À première vue

Christian Petzold propose au spectateur, à première vue, de suivre la quête de la reconnaissance d'une identité. Une jeune femme, rescapée d'Auschwitz mais défigurée par les balles des SS fuyant le camp, laissée pour morte, est ramenée par une amie de toujours à Berlin où elle a vécu "avant". Soignée par un chirurgien spécialiste, elle lui demande de lui refaire son ancien visage. Après l'opération, elle se découvre un visage qui a un air de ressemblance avec le sien et se pose la seule question qui l'a maintenue en vie quand elle était à Auschwitz : retrouvera-t-elle son mari et la reconnaîtra-t-il ? Elle part à sa recherche.

Le réalisateur construit son parcours avec une grande économie de moyens, des ellipses lui permettant de montrer les moments qui lui paraissent essentiels pour faire progresser la quête de la reconnaissance de façon inexorable. Un pont, des ruines, des bureaux, un bel appartement bourgeois, une clinique, un sous-sol, un cabaret, des lieux de promenades, une auberge au bord d'un lac, une péniche, une petite gare de campagne vide, une gare berlinoise, un restaurant. L'opérateur filme serré, passant calmement et précisément d'un lieu à un autre. La bande son semble être minimale. Ce qui compte : comment évoluent les relations entre les protagonistes, en particulier ce qu'ils se disent et ne se disent pas.

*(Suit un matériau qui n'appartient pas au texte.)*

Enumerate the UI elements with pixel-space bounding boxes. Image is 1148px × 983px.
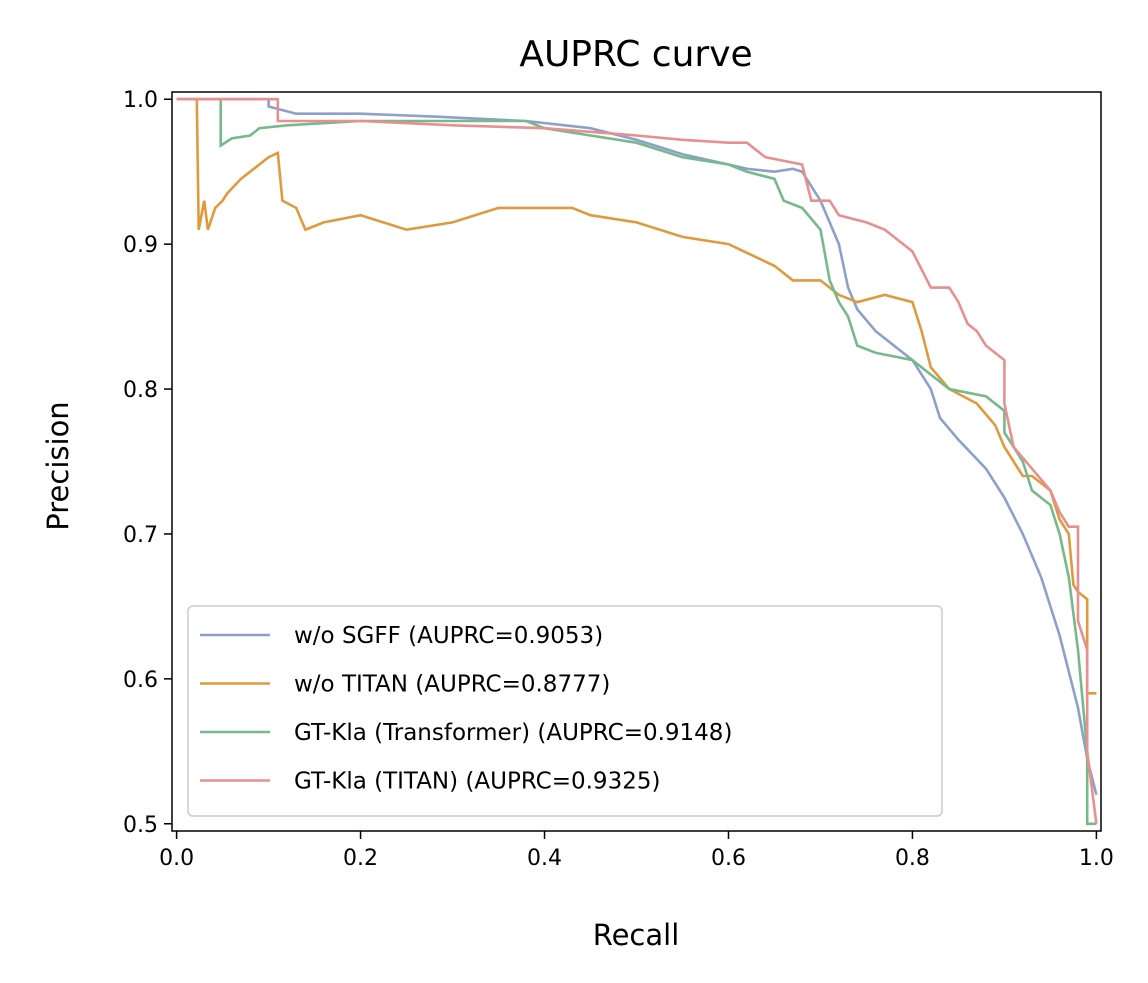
series-layer (176, 97, 1098, 826)
legend-label-1: w/o TITAN (AUPRC=0.8777) (294, 672, 610, 698)
x-tick-label: 0.8 (895, 846, 930, 871)
x-axis-label: Recall (593, 918, 680, 952)
legend-label-3: GT-Kla (TITAN) (AUPRC=0.9325) (294, 769, 660, 795)
plot-frame (171, 91, 1102, 832)
legend: w/o SGFF (AUPRC=0.9053) w/o TITAN (AUPRC=… (187, 605, 943, 817)
legend-box (187, 605, 943, 817)
series-line-3 (176, 97, 1098, 824)
chart-title: AUPRC curve (519, 34, 752, 75)
legend-label-2: GT-Kla (Transformer) (AUPRC=0.9148) (294, 720, 732, 746)
y-axis-label: Precision (41, 401, 75, 530)
y-tick-label: 0.7 (123, 523, 158, 548)
series-line-0 (176, 97, 1098, 796)
legend-label-0: w/o SGFF (AUPRC=0.9053) (294, 623, 603, 649)
y-tick-label: 1.0 (123, 88, 158, 113)
x-tick-label: 0.6 (711, 846, 746, 871)
y-tick-label: 0.6 (123, 668, 158, 693)
x-tick-label: 0.2 (343, 846, 378, 871)
series-line-2 (176, 97, 1097, 826)
x-tick-label: 0.0 (159, 846, 194, 871)
y-tick-label: 0.9 (123, 233, 158, 258)
y-tick-label: 0.8 (123, 378, 158, 403)
series-line-1 (176, 97, 1097, 695)
y-tick-label: 0.5 (123, 813, 158, 838)
tick-layer: 0.0 0.2 0.4 0.6 0.8 1.0 0.5 0.6 0.7 0.8 0.9 1.0 (123, 88, 1114, 871)
x-tick-label: 1.0 (1079, 846, 1114, 871)
x-tick-label: 0.4 (527, 846, 562, 871)
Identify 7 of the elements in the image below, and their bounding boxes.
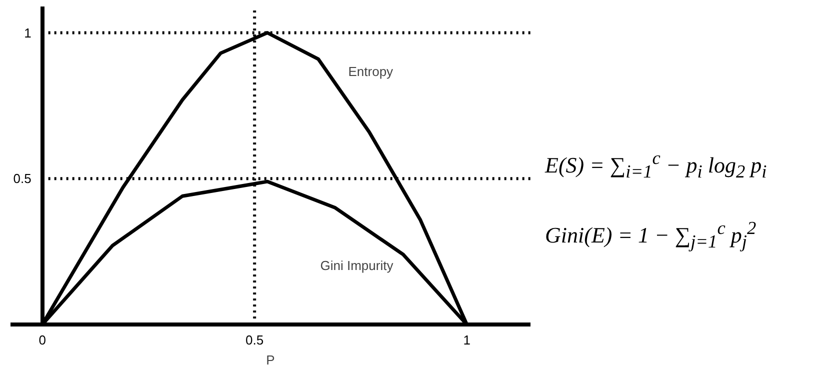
- x-axis-title: P: [266, 352, 275, 368]
- text: E(S) = ∑$_{i=1}$$^{c}$ − p$_{i}$ log$_{2}$ p$_{i}$: [545, 148, 767, 182]
- x-tick-label: 0: [38, 332, 46, 348]
- x-tick-label: 0.5: [246, 332, 264, 348]
- x-tick-label: 1: [463, 332, 470, 348]
- series-label: Entropy: [348, 64, 394, 80]
- series-label: Gini Impurity: [320, 258, 394, 273]
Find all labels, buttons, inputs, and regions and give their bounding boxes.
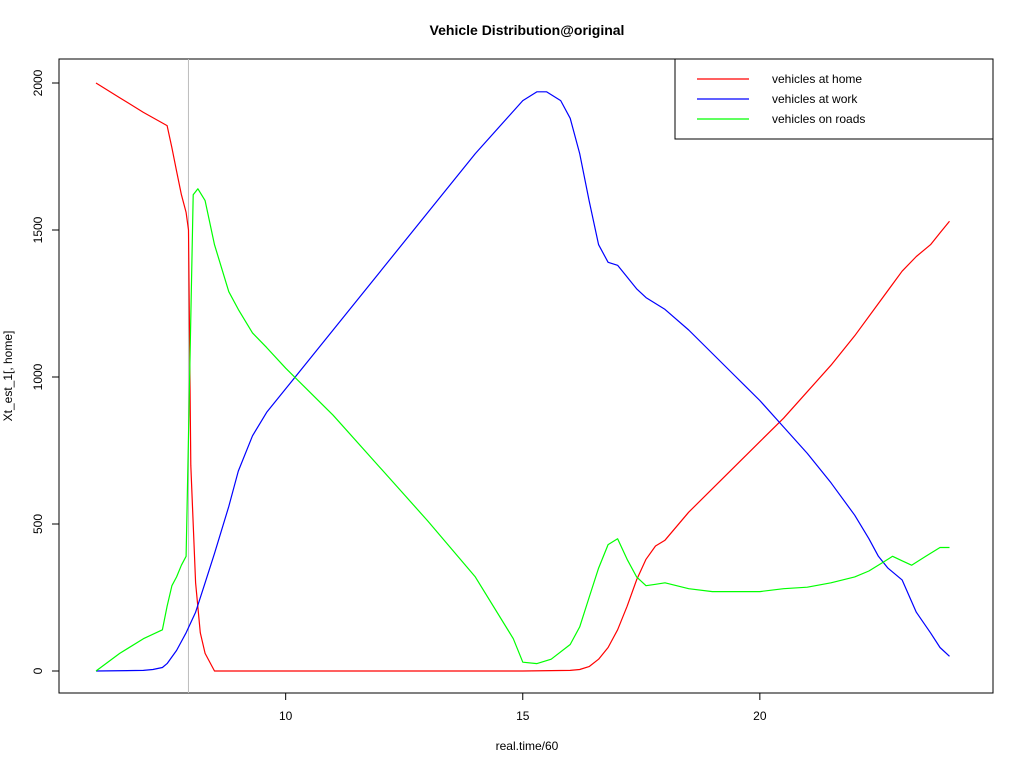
x-tick-label: 10 xyxy=(279,709,293,723)
series-line-2 xyxy=(95,91,950,672)
y-tick-label: 0 xyxy=(31,667,45,674)
y-axis-label: Xt_est_1[, home] xyxy=(1,331,15,422)
legend-label: vehicles at home xyxy=(772,72,862,86)
series-line-1 xyxy=(95,82,950,672)
x-axis-label: real.time/60 xyxy=(496,739,559,753)
chart-title: Vehicle Distribution@original xyxy=(430,22,625,38)
y-tick-label: 500 xyxy=(31,514,45,534)
legend-box xyxy=(674,58,994,140)
legend-label: vehicles at work xyxy=(772,92,858,106)
legend: vehicles at home vehicles at work vehicles… xyxy=(674,58,994,140)
x-tick-label: 15 xyxy=(516,709,530,723)
series-line-3 xyxy=(95,188,950,672)
series-layer xyxy=(95,82,950,672)
x-axis: 10 15 20 xyxy=(279,693,767,723)
y-axis: 0 500 1000 1500 2000 xyxy=(31,69,59,674)
y-tick-label: 1000 xyxy=(31,363,45,390)
x-tick-label: 20 xyxy=(753,709,767,723)
y-tick-label: 1500 xyxy=(31,216,45,243)
plot-frame xyxy=(58,58,994,694)
y-tick-label: 2000 xyxy=(31,69,45,96)
legend-label: vehicles on roads xyxy=(772,112,865,126)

Les stéréotypes cinématographiques, culturels et commerciaux auraient exigé que la quête fût couronnée de succès, après que la jeune femme eut triomphé des épreuves : heureuses retrouvailles pour reformer un beau couple. Christian Petzold choisi de décevoir cette attente en faisant de la reconnaissance le moment d'une écrasante rupture définitive. Si le réalisateur fait le choix de frustrer le spectateur du moment de fusion rédemptrice, c'est pour convoquer le spectateur au spectacle de la destruction des illusions consolantes.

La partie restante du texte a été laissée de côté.